Ever walk along the Carillon Stonegate ponds and thought you saw a black “duck”, but it was no longer there. Perhaps it was just the sun and shadows playing with your mind.


And, yet a minute later, that black “duck” reappears on the surface of the pond!

The Double-crested Cormorant is a fascinating bird that can be found at Carillon Stonegate Ponds. It is a prehistoric-looking bird with a matte-black body and yellow-orange facial skin. They have small heads and long, kinked necks, and they float low in the water with their thin neck and bill raised. The double-crest on their head is only visible during breeding season.

These birds are approximately 32 inches in length, weigh around 4 pounds, and have a wingspan of about 4 feet. Unlike ducks, their feathers are not very waterproof, which allows them to sink and dive more efficiently. Their feathers get waterlogged, making them excellent divers. However, this adaptation makes their flight patterns quite awkward, and they have the highest energy cost of any flying bird.

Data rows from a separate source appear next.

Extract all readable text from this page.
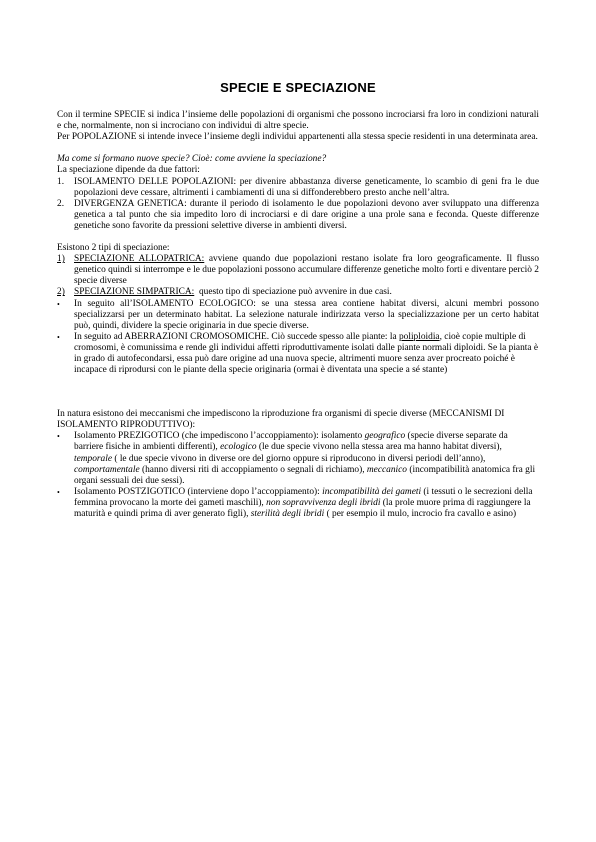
SPECIE E SPECIAZIONE

Con il termine SPECIE si indica l’insieme delle popolazioni di organismi che possono incrociarsi fra loro in condizioni naturali e che, normalmente, non si incrociano con individui di altre specie.

Per POPOLAZIONE si intende invece l’insieme degli individui appartenenti alla stessa specie residenti in una determinata area.

Ma come si formano nuove specie? Cioè: come avviene la speciazione?

La speciazione dipende da due fattori:

1.	ISOLAMENTO DELLE POPOLAZIONI: per divenire abbastanza diverse geneticamente, lo scambio di geni fra le due popolazioni deve cessare, altrimenti i cambiamenti di una si diffonderebbero presto anche nell’altra.
2.	DIVERGENZA GENETICA: durante il periodo di isolamento le due popolazioni devono aver sviluppato una differenza genetica a tal punto che sia impedito loro di incrociarsi e di dare origine a una prole sana e feconda. Queste differenze genetiche sono favorite da pressioni selettive diverse in ambienti diversi.

Esistono 2 tipi di speciazione:

1) SPECIAZIONE ALLOPATRICA: avviene quando due popolazioni restano isolate fra loro geograficamente. Il flusso genetico quindi si interrompe e le due popolazioni possono accumulare differenze genetiche molto forti e diventare perciò 2 specie diverse
2) SPECIAZIONE SIMPATRICA:  questo tipo di speciazione può avvenire in due casi.
•	In seguito all’ISOLAMENTO ECOLOGICO: se una stessa area contiene habitat diversi, alcuni membri possono specializzarsi per un determinato habitat. La selezione naturale indirizzata verso la specializzazione per un certo habitat può, quindi, dividere la specie originaria in due specie diverse.
•	In seguito ad ABERRAZIONI CROMOSOMICHE. Ciò succede spesso alle piante: la poliploidia, cioè copie multiple di cromosomi, è comunissima e rende gli individui affetti riproduttivamente isolati dalle piante normali diploidi. Se la pianta è in grado di autofecondarsi, essa può dare origine ad una nuova specie, altrimenti muore senza aver procreato poiché è incapace di riprodursi con le piante della specie originaria (ormai è diventata una specie a sé stante)

In natura esistono dei meccanismi che impediscono la riproduzione fra organismi di specie diverse (MECCANISMI DI ISOLAMENTO RIPRODUTTIVO):

•	Isolamento PREZIGOTICO (che impediscono l’accoppiamento): isolamento geografico (specie diverse separate da barriere fisiche in ambienti differenti), ecologico (le due specie vivono nella stessa area ma hanno habitat diversi), temporale ( le due specie vivono in diverse ore del giorno oppure si riproducono in diversi periodi dell’anno), comportamentale (hanno diversi riti di accoppiamento o segnali di richiamo), meccanico (incompatibilità anatomica fra gli organi sessuali dei due sessi).
•	Isolamento POSTZIGOTICO (interviene dopo l’accoppiamento): incompatibilità dei gameti (i tessuti o le secrezioni della femmina provocano la morte dei gameti maschili), non sopravvivenza degli ibridi (la prole muore prima di raggiungere la maturità e quindi prima di aver generato figli), sterilità degli ibridi ( per esempio il mulo, incrocio fra cavallo e asino)
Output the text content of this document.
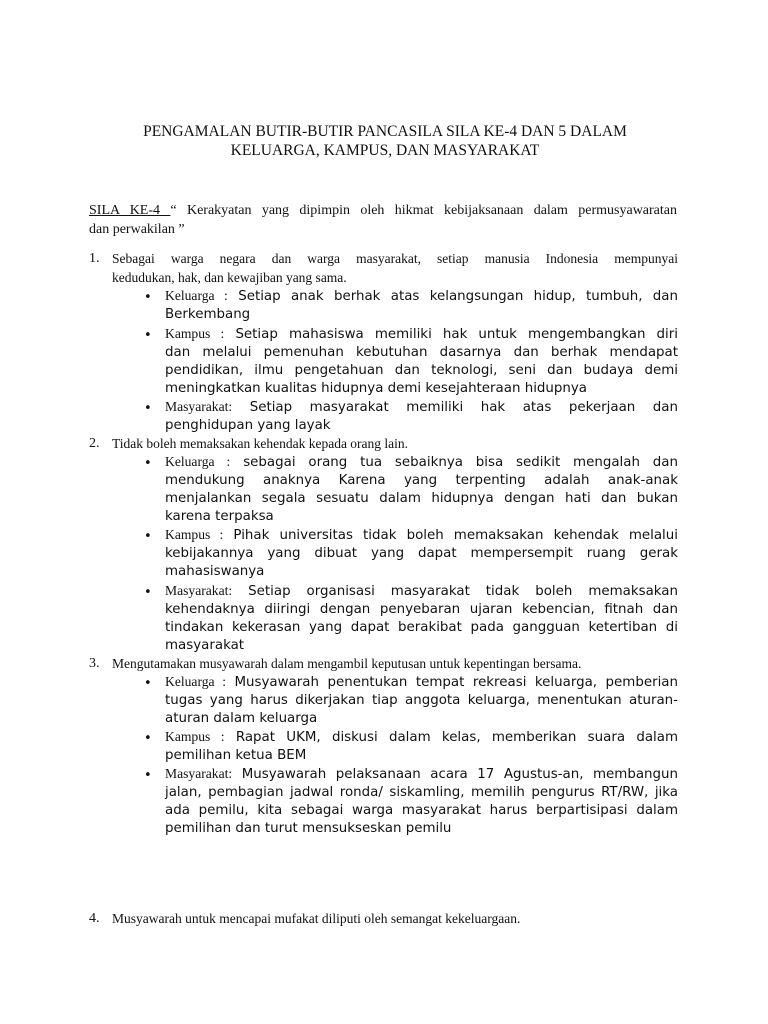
PENGAMALAN BUTIR-BUTIR PANCASILA SILA KE-4 DAN 5 DALAM
KELUARGA, KAMPUS, DAN MASYARAKAT

SILA KE-4 “ Kerakyatan yang dipimpin oleh hikmat kebijaksanaan dalam permusyawaratan

dan perwakilan ”

1. Sebagai warga negara dan warga masyarakat, setiap manusia Indonesia mempunyai

kedudukan, hak, dan kewajiban yang sama.

• Keluarga : Setiap anak berhak atas kelangsungan hidup, tumbuh, dan

Berkembang

• Kampus : Setiap mahasiswa memiliki hak untuk mengembangkan diri

dan melalui pemenuhan kebutuhan dasarnya dan berhak mendapat

pendidikan, ilmu pengetahuan dan teknologi, seni dan budaya demi

meningkatkan kualitas hidupnya demi kesejahteraan hidupnya

• Masyarakat: Setiap masyarakat memiliki hak atas pekerjaan dan

penghidupan yang layak

2. Tidak boleh memaksakan kehendak kepada orang lain.

• Keluarga : sebagai orang tua sebaiknya bisa sedikit mengalah dan

mendukung anaknya Karena yang terpenting adalah anak-anak

menjalankan segala sesuatu dalam hidupnya dengan hati dan bukan

karena terpaksa

• Kampus : Pihak universitas tidak boleh memaksakan kehendak melalui

kebijakannya yang dibuat yang dapat mempersempit ruang gerak

mahasiswanya

• Masyarakat: Setiap organisasi masyarakat tidak boleh memaksakan

kehendaknya diiringi dengan penyebaran ujaran kebencian, fitnah dan

tindakan kekerasan yang dapat berakibat pada gangguan ketertiban di

masyarakat

3. Mengutamakan musyawarah dalam mengambil keputusan untuk kepentingan bersama.

• Keluarga : Musyawarah penentukan tempat rekreasi keluarga, pemberian

tugas yang harus dikerjakan tiap anggota keluarga, menentukan aturan-

aturan dalam keluarga

• Kampus : Rapat UKM, diskusi dalam kelas, memberikan suara dalam

pemilihan ketua BEM

• Masyarakat: Musyawarah pelaksanaan acara 17 Agustus-an, membangun

jalan, pembagian jadwal ronda/ siskamling, memilih pengurus RT/RW, jika

ada pemilu, kita sebagai warga masyarakat harus berpartisipasi dalam

pemilihan dan turut mensukseskan pemilu

4. Musyawarah untuk mencapai mufakat diliputi oleh semangat kekeluargaan.
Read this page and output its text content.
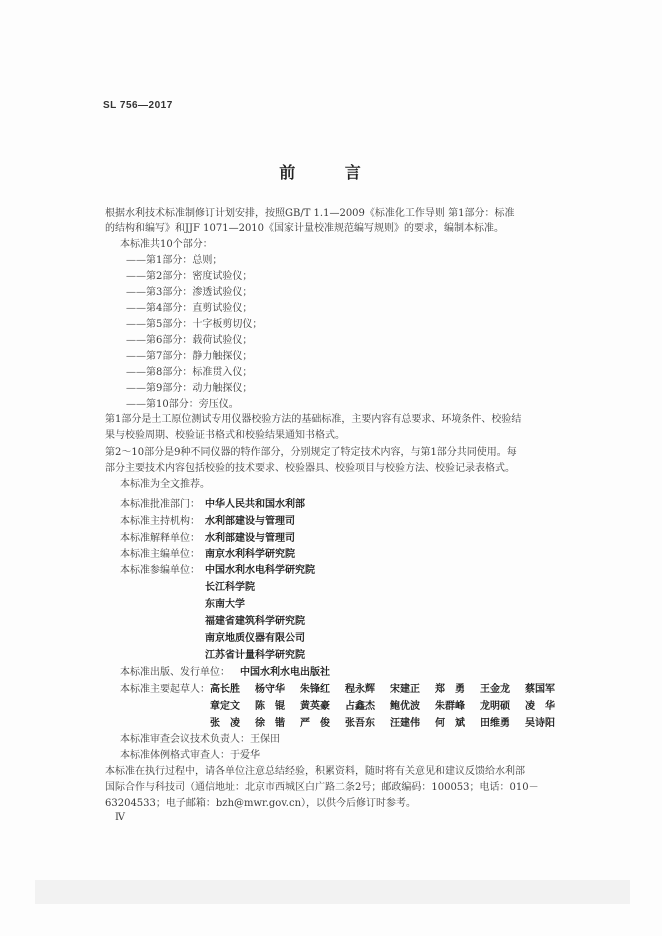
SL 756—2017
前 言
根据水利技术标准制修订计划安排，按照GB/T 1.1—2009《标准化工作导则 第1部分：标准
的结构和编写》和JJF 1071—2010《国家计量校准规范编写规则》的要求，编制本标准。
本标准共10个部分：
——第1部分：总则；
——第2部分：密度试验仪；
——第3部分：渗透试验仪；
——第4部分：直剪试验仪；
——第5部分：十字板剪切仪；
——第6部分：载荷试验仪；
——第7部分：静力触探仪；
——第8部分：标准贯入仪；
——第9部分：动力触探仪；
——第10部分：旁压仪。
第1部分是土工原位测试专用仪器校验方法的基础标准，主要内容有总要求、环境条件、校验结
果与校验周期、校验证书格式和校验结果通知书格式。
第2～10部分是9种不同仪器的特作部分，分别规定了特定技术内容，与第1部分共同使用。每
部分主要技术内容包括校验的技术要求、校验器具、校验项目与校验方法、校验记录表格式。
本标准为全文推荐。
本标准批准部门： 中华人民共和国水利部
本标准主持机构： 水利部建设与管理司
本标准解释单位： 水利部建设与管理司
本标准主编单位： 南京水利科学研究院
本标准参编单位： 中国水利水电科学研究院
长江科学院
东南大学
福建省建筑科学研究院
南京地质仪器有限公司
江苏省计量科学研究院
本标准出版、发行单位： 中国水利水电出版社
本标准主要起草人： 高长胜 杨守华 朱锋红 程永辉 宋建正 郑 勇 王金龙 蔡国军
章定文 陈 锟 黄英豪 占鑫杰 鲍优波 朱群峰 龙明硕 凌 华
张 凌 徐 锴 严 俊 张吾东 汪建伟 何 斌 田维勇 吴诗阳
本标准审查会议技术负责人：王保田
本标准体例格式审查人：于爱华
本标准在执行过程中，请各单位注意总结经验，积累资料，随时将有关意见和建议反馈给水利部
国际合作与科技司（通信地址：北京市西城区白广路二条2号；邮政编码：100053；电话：010－
63204533；电子邮箱：bzh@mwr.gov.cn），以供今后修订时参考。
Ⅳ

The Double-crested Cormorant's fishing technique is impressive. They dive and chase fish underwater using their webbed feet (see photos) and sometimes their wings. They can dive to depths of 25 feet and usually fish in the mid- to upper-tiers of ponds or lakes. Their diving excursions typically last around 30 seconds before they resurface. They have a hook-shaped tip on their upper bill, which helps them catch prey.

These birds primarily feed on fish, which is why they enjoy the well-stocked fish market at Carillon Stonegate Ponds. They are often seen alone in the middle of the ponds, diving for fish. Or roosting on that beaver-fallen tree setting on the north shore of the west pond. During the winter months, they migrate to the southern and southeastern United States.

The Carillon at Stonegate community is fortunate to have a variety of wetland, forest, and prairie environments that attract a diverse range of birds and wildlife. The community and the Kane County Forest Preserve work together to maintain this natural environment for the benefit of both the wildlife and the residents. Exploring these habitats can be a rewarding experience, allowing you to observe and identify different species of birds and wildlife.